Le Dictionnaire historique indique plusieurs graphies en ancien français : unniun, hunion, oingnun, ognon et enfin notre oignon. La graphie oignon n’est donc qu’une étape au terme d’un long processus qui a vu apparaître différentes écritures. Aussi la proposition de rectifier l’orthographe de oignon en ognon n’est-elle pas totalement aberrante, et peut même s’appuyer sur des graphies anciennes. Cependant, il est également vrai qu’il n’est guère plus difficile d’écrire oignon qu’ognon. Affaire à suivre, donc…
La cuisine orthographique de l’Histoire
Il faut en effet souligner que la notion d’orthographe est relativement récente, au sens où les mots n’ont pas toujours été fixés de manière stable.
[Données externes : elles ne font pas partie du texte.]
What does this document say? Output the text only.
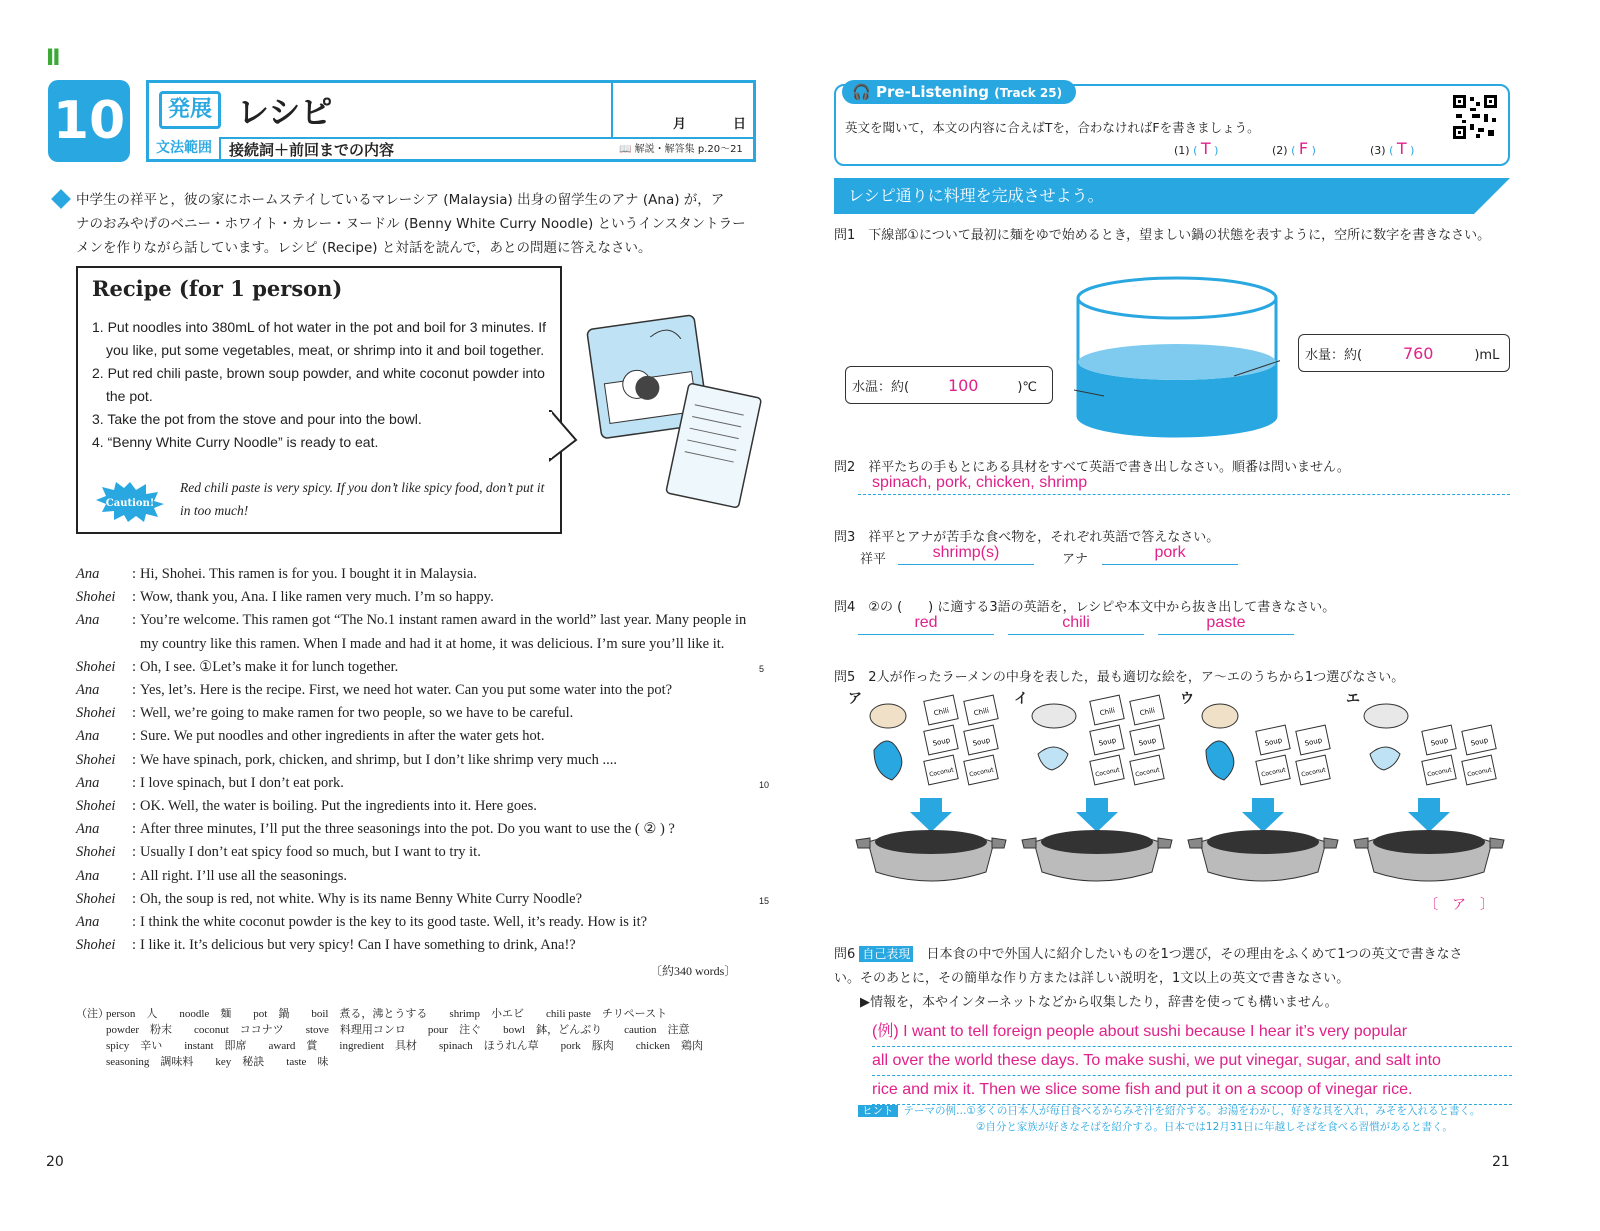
Ⅱ
10	発展 レシピ	月	日
文法範囲	接続詞＋前回までの内容	📖 解説・解答集 p.20～21
中学生の祥平と，彼の家にホームステイしているマレーシア (Malaysia) 出身の留学生のアナ (Ana) が，ア
ナのおみやげのベニー・ホワイト・カレー・ヌードル (Benny White Curry Noodle) というインスタントラー
メンを作りながら話しています。レシピ (Recipe) と対話を読んで，あとの問題に答えなさい。
Recipe (for 1 person)
1. Put noodles into 380mL of hot water in the pot and boil for 3 minutes. If you like, put some vegetables, meat, or shrimp into it and boil together.
2. Put red chili paste, brown soup powder, and white coconut powder into the pot.
3. Take the pot from the stove and pour into the bowl.
4. “Benny White Curry Noodle” is ready to eat.
Caution!
Red chili paste is very spicy. If you don’t like spicy food, don’t put it in too much!
Ana	: Hi, Shohei. This ramen is for you. I bought it in Malaysia.
Shohei	: Wow, thank you, Ana. I like ramen very much. I’m so happy.
Ana	: You’re welcome. This ramen got “The No.1 instant ramen award in the world” last year. Many people in my country like this ramen. When I made and had it at home, it was delicious. I’m sure you’ll like it.
Shohei	: Oh, I see. ①Let’s make it for lunch together.
Ana	: Yes, let’s. Here is the recipe. First, we need hot water. Can you put some water into the pot?
Shohei	: Well, we’re going to make ramen for two people, so we have to be careful.
Ana	: Sure. We put noodles and other ingredients in after the water gets hot.
Shohei	: We have spinach, pork, chicken, and shrimp, but I don’t like shrimp very much ....
Ana	: I love spinach, but I don’t eat pork.
Shohei	: OK. Well, the water is boiling. Put the ingredients into it. Here goes.
Ana	: After three minutes, I’ll put the three seasonings into the pot. Do you want to use the ( ② ) ?
Shohei	: Usually I don’t eat spicy food so much, but I want to try it.
Ana	: All right. I’ll use all the seasonings.
Shohei	: Oh, the soup is red, not white. Why is its name Benny White Curry Noodle?
Ana	: I think the white coconut powder is the key to its good taste. Well, it’s ready. How is it?
Shohei	: I like it. It’s delicious but very spicy! Can I have something to drink, Ana!?
5
10
15
〔約340 words〕
（注）
person　人　　noodle　麺　　pot　鍋　　boil　煮る，沸とうする　　shrimp　小エビ　　chili paste　チリペースト
powder　粉末　　coconut　ココナツ　　stove　料理用コンロ　　pour　注ぐ　　bowl　鉢，どんぶり　　caution　注意
spicy　辛い　　instant　即席　　award　賞　　ingredient　具材　　spinach　ほうれん草　　pork　豚肉　　chicken　鶏肉
seasoning　調味料　　key　秘訣　　taste　味
20
🎧 Pre-Listening (Track 25)
英文を聞いて，本文の内容に合えばTを，合わなければFを書きましょう。
(1) ( T )	(2) ( F )	(3) ( T )
レシピ通りに料理を完成させよう。
問1　 下線部①について最初に麺をゆで始めるとき，望ましい鍋の状態を表すように，空所に数字を書きなさい。
水温：約( 100	)℃
水量：約(	760	)mL
問2　 祥平たちの手もとにある具材をすべて英語で書き出しなさい。順番は問いません。
spinach, pork, chicken, shrimp
問3　 祥平とアナが苦手な食べ物を，それぞれ英語で答えなさい。
祥平	shrimp(s)	アナ	pork
問4　 ②の (　　) に適する3語の英語を，レシピや本文中から抜き出して書きなさい。
red	chili	paste
問5　 2人が作ったラーメンの中身を表した，最も適切な絵を，ア～エのうちから1つ選びなさい。
ア
Chili	Chili
Soup	Soup
Coconut Coconut
イ
Chili	Chili
Soup	Soup
Coconut Coconut
ウ
Soup	Soup
Coconut Coconut
エ
Soup	Soup
Coconut Coconut
〔　ア　〕
問6 自己表現　 日本食の中で外国人に紹介したいものを1つ選び，その理由をふくめて1つの英文で書きなさ
い。そのあとに，その簡単な作り方または詳しい説明を，1文以上の英文で書きなさい。
▶情報を，本やインターネットなどから収集したり，辞書を使っても構いません。
(例) I want to tell foreign people about sushi because I hear it’s very popular
all over the world these days. To make sushi, we put vinegar, sugar, and salt into
rice and mix it. Then we slice some fish and put it on a scoop of vinegar rice.
ヒント テーマの例…①多くの日本人が毎日食べるからみそ汁を紹介する。お湯をわかし，好きな具を入れ，みそを入れると書く。
②自分と家族が好きなそばを紹介する。日本では12月31日に年越しそばを食べる習慣があると書く。
21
Rappelons que la langue française, en majorité issue du latin, est l’aboutissement d’une longue évolution phonétique. Les différentes graphies peuvent alors refléter certaines étapes de cette évolution, ou bien incarner le souhait de revenir à une graphie plus proche de celle de l’étymon.
Le son [ɲ] (écrit ñ en espagnol), que nous écrivons aujourd’hui gn, s’est autrefois écrit ign. Vous trouverez sur le forum « études littéraires » une réflexion collective sur ce phonème. On y trouve notamment un fac-similé d’une page d’un texte du XVIe siècle, où l’on voit cohabiter, à quelques lignes de distance, les graphies aigneau et agneau, toutes deux prononcées [aɲo]. De même pour campaigne et campagne.
(Image d’en-tête : des bulbes d’oignon, Public Domain Pictures, Pixabay)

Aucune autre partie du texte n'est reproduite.